Türkiye’den geldiğinizi söylediğinizde size olan sıcak yaklaşımları ile kendinizi koyu bir muhabbetin içinde bulacaksınız hemen keyfiniz yerinde mi Türkiye nasıl, İstanbul nasıl diye soruyorlar ve klasik Anadolu insanı gibi hemen sizi misafir etmeye bir şeyler ikram etmeye çağırıyorlar.
Bakü’de hayat İstanbul dan çok farklı, insanların yaşayış tarzları, binalar, yapılar her şey alışılagelmişin dışında, binaların mimarisinden yıllarca Sovyetler birliğine bağlı yaşadıklarını anlamak hiç de zor değil, şehir tek renkten ibaret bütün binalar kum rengi yeşillik alan çok az ve yapılaşma büyük bir hızla devam ediyor benim için birkaç yıl sonra mutlaka  tekrar gidilip görmem gereken bir şehir. Yapılaşma konusunda çok iddialılar, Dubai’nin önüne geçmeyi hedeflemişler.

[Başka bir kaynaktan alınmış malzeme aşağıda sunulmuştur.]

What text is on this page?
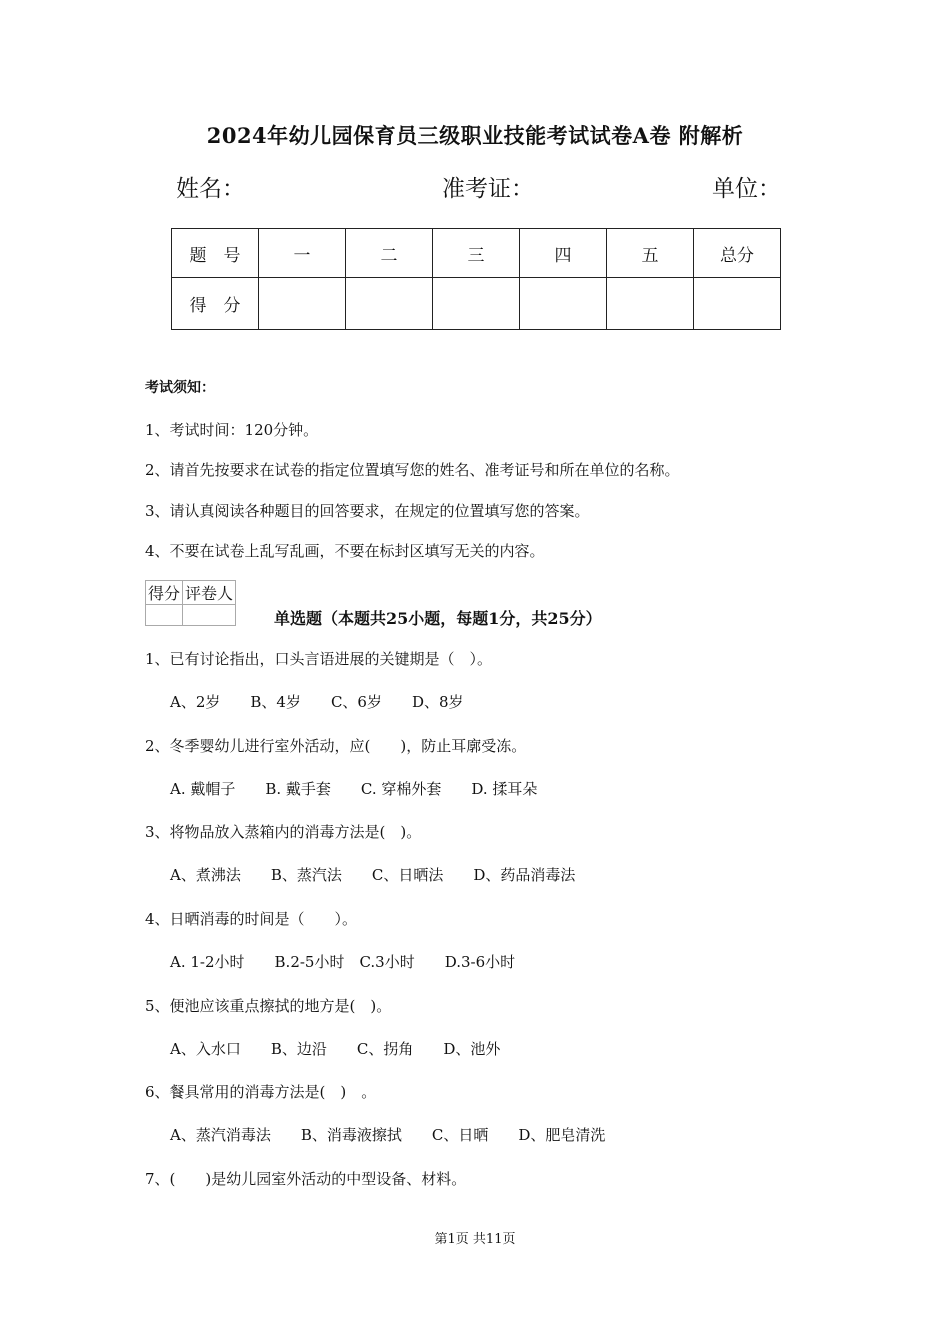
2024年幼儿园保育员三级职业技能考试试卷A卷 附解析
姓名：	准考证：	单位：
题　号	一	二	三	四	五	总分
得　分						
考试须知：
1、考试时间：120分钟。
2、请首先按要求在试卷的指定位置填写您的姓名、准考证号和所在单位的名称。
3、请认真阅读各种题目的回答要求，在规定的位置填写您的答案。
4、不要在试卷上乱写乱画，不要在标封区填写无关的内容。
得分	评卷人

单选题（本题共25小题，每题1分，共25分）
1、已有讨论指出，口头言语进展的关键期是（　）。
A、2岁　　B、4岁　　C、6岁　　D、8岁
2、冬季婴幼儿进行室外活动，应(　　)，防止耳廓受冻。
A. 戴帽子　　B. 戴手套　　C. 穿棉外套　　D. 揉耳朵
3、将物品放入蒸箱内的消毒方法是(　)。
A、煮沸法　　B、蒸汽法　　C、日晒法　　D、药品消毒法
4、日晒消毒的时间是（　　）。
A. 1-2小时　　B.2-5小时　C.3小时　　D.3-6小时
5、便池应该重点擦拭的地方是(　)。
A、入水口　　B、边沿　　C、拐角　　D、池外
6、餐具常用的消毒方法是(　)　。
A、蒸汽消毒法　　B、消毒液擦拭　　C、日晒　　D、肥皂清洗
7、(　　)是幼儿园室外活动的中型设备、材料。
第1页 共11页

Yollara baktığınızda insanların genelde arazi aracı kullandığını görüyorsunuz, Azerilere göre ülkedeki en ucuz iki şeyden biri benzin(diğeri ise tabi ki doğalgaz) 1 litre benzin 1manat, benzin böyle ucuz olduğu için yakıt endişesi olmadan insanlar arazi araçları kullanıyorlar. Birde şehirdeki parkların ve heykellerin sayısı sizi şaşırtacak, neredeyse her caddede bir heykel ve park var. Bizleri en çok mutlu edecek heykel ise tabi ki Türk konsolosluğunun karşı caddesindeki Atatürk parkı ve heykeli. Azerilerin yazmasıyla MUSTAFA KAMAL ATATURK anıtı. Şehrin en güzel caddelerinden birinin adı ise İZMİR caddesi, bu caddede daha çok lüks oteller ve kafeler var.
Şehir de diğer göze çarpan detay ise yollardaki trafik ışıklarının azlığı, sürücüler belirli bir sırayla sanki ışık varmış gibi kuralarla uyarak araba kullanıyorlar, trafik ışıklarının az olması en çok yayaları zorluyor çünkü yaya geçitleri de her yerde yok. Karşıdan karşıya geçerken bayağı zorlanıyorsunuz. Trafik ışıkları gibi üst geçit sayısı da çok az bunun yanı sıra genelde şehirde yer altı geçitleri kullanılıyor.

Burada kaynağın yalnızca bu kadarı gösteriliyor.